C'est du romanesque, c'est de l'historique, c'est du sociologique... c'est du Ken Loach et du Upton Sinclair, celui de - La jungle -. Bref, ça bouscule, ça dérange !

" Celui que j'ai prêté à Lucien me manque terriblement. Dix mille francs. de quoi vivre toute une semaine. Nous sommes des pauvres dignes. de ceux qui cachent leur pauvreté comme une disgrâce honteuse. Cela doit rester entre nous."

" Je me suis trouvé dans la nécessité matérielle d'accepter un boulot pénible, mais combien exaltant. Je vais me mêler aux vrais combattants, partager la vie inhumaine des ouvriers d'usine. Au milieu des Bretons, des Algériens, des Polonais exilés ou des Espagnols, je vais trouver le contact avec la seule réalité en mouvement. Et quand j'aurai fini ma journée d'usine, je retrouverai mes papiers, mes papiers, car, ma vieille Élise, je témoignerai pour ceux qui ne peuvent le faire."

" Il y a cinq mois que je suis là, reprit Lucien. J'ai été à ton poste, à d'autres. Et j'ai compris le système. Que tu partes ou que tu restes, ce que je veux te dire te servira. Trois jours, un mois, peu importe. Ne sois pas humble. Ici, l'humanité est un aveu. Un peu d'insolence mettra les autres à l'aise. Les chefs sont des aboyeurs. Ne leur ôte pas ce plaisir. N'en fais pas trop. Fais-le comme un bon outil, tu n'es pas autre chose. Ne cherche jamais à comprendre ce que tu fais. Ne demande pas à quoi sert ceci ou cela. Tu n'es pas là pour comprendre, mais pour faire des gestes. Quand tu auras pris la cadence, tu deviendras une mécanique bien réglée qui ne verra pas plus loin que le bout de la chaîne. Tu seras classée bonne ouvrière et augmentée de trois francs de l'heure."

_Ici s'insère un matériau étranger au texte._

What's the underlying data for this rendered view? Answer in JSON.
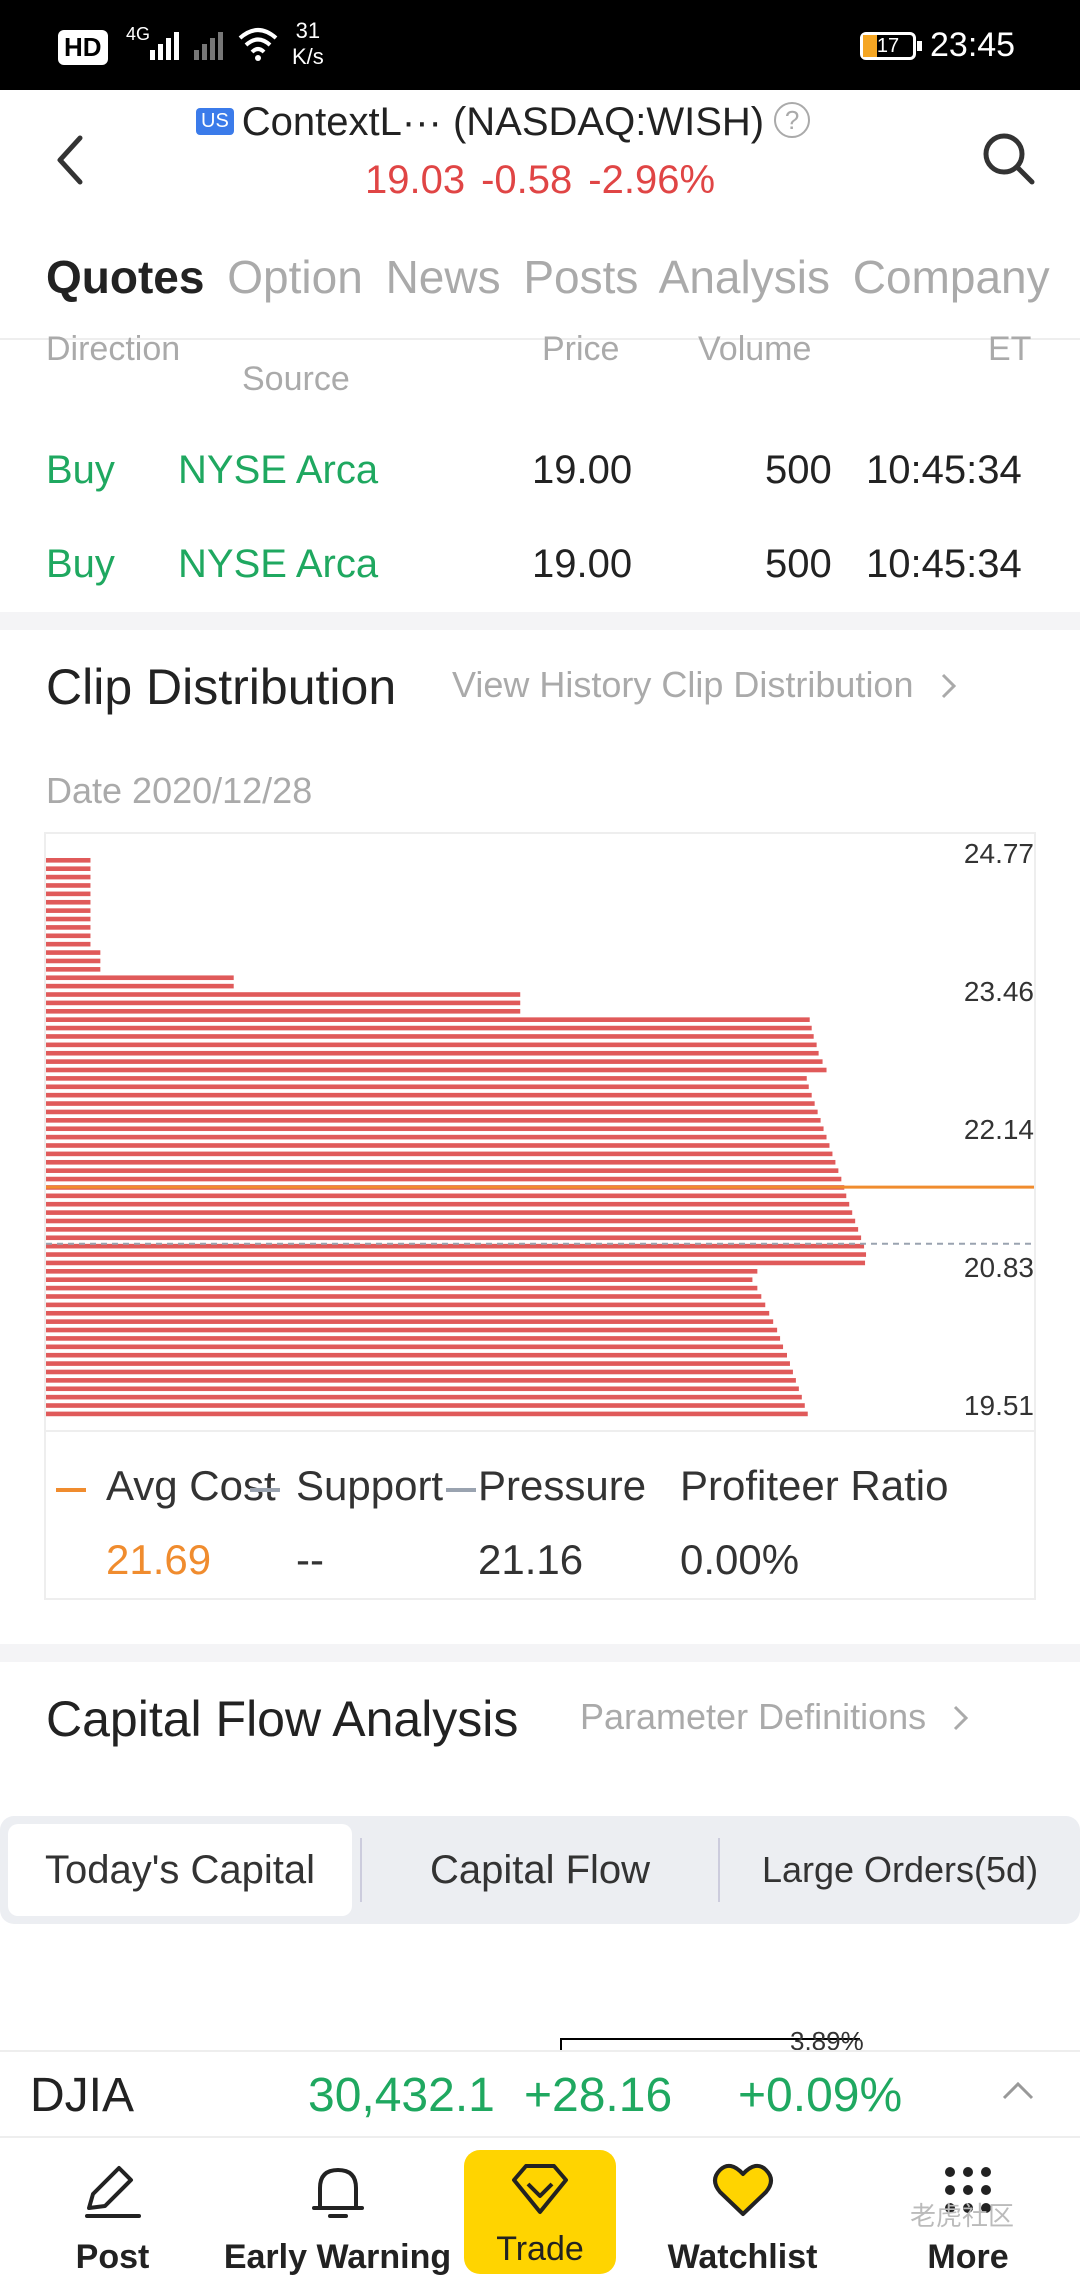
{
  "status_bar": {
    "hd": "HD",
    "network": "4G",
    "speed": "31\nK/s",
    "battery": "17",
    "time": "23:45"
  },
  "header": {
    "market_badge": "US",
    "title": "ContextL···  (NASDAQ:WISH)",
    "price": "19.03",
    "change": "-0.58",
    "change_pct": "-2.96%",
    "quote_color": "#e04545"
  },
  "tabs": [
    {
      "label": "Quotes",
      "active": true
    },
    {
      "label": "Option",
      "active": false
    },
    {
      "label": "News",
      "active": false
    },
    {
      "label": "Posts",
      "active": false
    },
    {
      "label": "Analysis",
      "active": false
    },
    {
      "label": "Company",
      "active": false
    }
  ],
  "trades": {
    "headers": {
      "direction": "Direction",
      "source": "Source",
      "price": "Price",
      "volume": "Volume",
      "time": "ET"
    },
    "rows": [
      {
        "direction": "Buy",
        "source": "NYSE Arca",
        "price": "19.00",
        "volume": "500",
        "time": "10:45:34"
      },
      {
        "direction": "Buy",
        "source": "NYSE Arca",
        "price": "19.00",
        "volume": "500",
        "time": "10:45:34"
      }
    ]
  },
  "clip": {
    "title": "Clip Distribution",
    "link": "View History Clip Distribution",
    "date_label": "Date 2020/12/28",
    "legend": {
      "avg_cost_label": "Avg Cost",
      "support_label": "Support",
      "pressure_label": "Pressure",
      "profiteer_label": "Profiteer Ratio",
      "avg_cost_value": "21.69",
      "support_value": "--",
      "pressure_value": "21.16",
      "profiteer_value": "0.00%",
      "avg_color": "#f08c2e",
      "support_color": "#9aa3b0"
    }
  },
  "chart_data": {
    "type": "bar",
    "orientation": "horizontal",
    "title": "Clip Distribution",
    "y_ticks": [
      "24.77",
      "23.46",
      "22.14",
      "20.83",
      "19.51"
    ],
    "ylim": [
      19.51,
      24.77
    ],
    "bar_color": "#e05a5a",
    "x_values_relative": [
      4.5,
      4.5,
      4.5,
      4.5,
      4.5,
      4.5,
      4.5,
      4.5,
      4.5,
      4.5,
      4.5,
      5.5,
      5.5,
      5.5,
      19,
      19,
      48,
      48,
      48,
      77.3,
      77.5,
      77.7,
      78.0,
      78.2,
      78.6,
      79.0,
      77.0,
      77.2,
      77.5,
      77.8,
      78.1,
      78.4,
      78.7,
      79.0,
      79.3,
      79.6,
      79.9,
      80.2,
      80.5,
      80.8,
      81.0,
      81.3,
      81.6,
      81.9,
      82.2,
      82.5,
      82.8,
      83.0,
      82.9,
      72.0,
      71.5,
      72.0,
      72.4,
      72.8,
      73.2,
      73.6,
      74.0,
      74.3,
      74.6,
      75.0,
      75.3,
      75.6,
      75.9,
      76.2,
      76.5,
      76.8,
      77.1
    ],
    "avg_cost": 21.69,
    "pressure": 21.16
  },
  "capital": {
    "title": "Capital Flow Analysis",
    "link": "Parameter Definitions",
    "segments": [
      {
        "label": "Today's Capital",
        "active": true
      },
      {
        "label": "Capital Flow",
        "active": false
      },
      {
        "label": "Large Orders(5d)",
        "active": false
      }
    ],
    "peek_value": "3.89%"
  },
  "index_bar": {
    "name": "DJIA",
    "value": "30,432.1",
    "change": "+28.16",
    "change_pct": "+0.09%"
  },
  "bottom_nav": [
    {
      "label": "Post",
      "icon": "pencil-icon"
    },
    {
      "label": "Early Warning",
      "icon": "bell-icon"
    },
    {
      "label": "Trade",
      "icon": "diamond-icon"
    },
    {
      "label": "Watchlist",
      "icon": "heart-icon"
    },
    {
      "label": "More",
      "icon": "grid-icon"
    }
  ],
  "watermark": "老虎社区"
}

" Arezki, lorsqu'il me rejoignit à Stalingrad, déclara que nous n'irions plus aux Ternes, ça n'était pas un bon quartier...
- On va... au Trocadéro.
Nous avons été au Trocadéro. Nous y sommes même revenus le surlendemain. Nous nous sommes promenés dans les jardins où la brume givrante dressait autour de nous des murs protecteurs. Nous avons été à l'Opéra et fait plusieurs fois le tour de l'édifice. Nous avons traversé les ponts.
Nous nous sommes perdus dans les rues du quartier Saint-Paul. Nous avons remonté les boulevards autour de l'axe Saint-Augustin. Partis de Vaugirard, nous nous sommes retrouvés à la porte d'Auteuil. La rue de Rivoli, nous l'avons parcourue dans les deux sens. Et le boulevard Voltaire, et le boulevard du Temple, et les ruelles derrière le Palais-Royal. Et la Trinité, et la rue Lafayette. Nous ne revenions jamais dans le même quartier. Quelque fait banal, un rassemblement, l'ombre d'un car de police, un flâneur qui nous suivait, et la promenade tournait court. Il fallait nous quitter."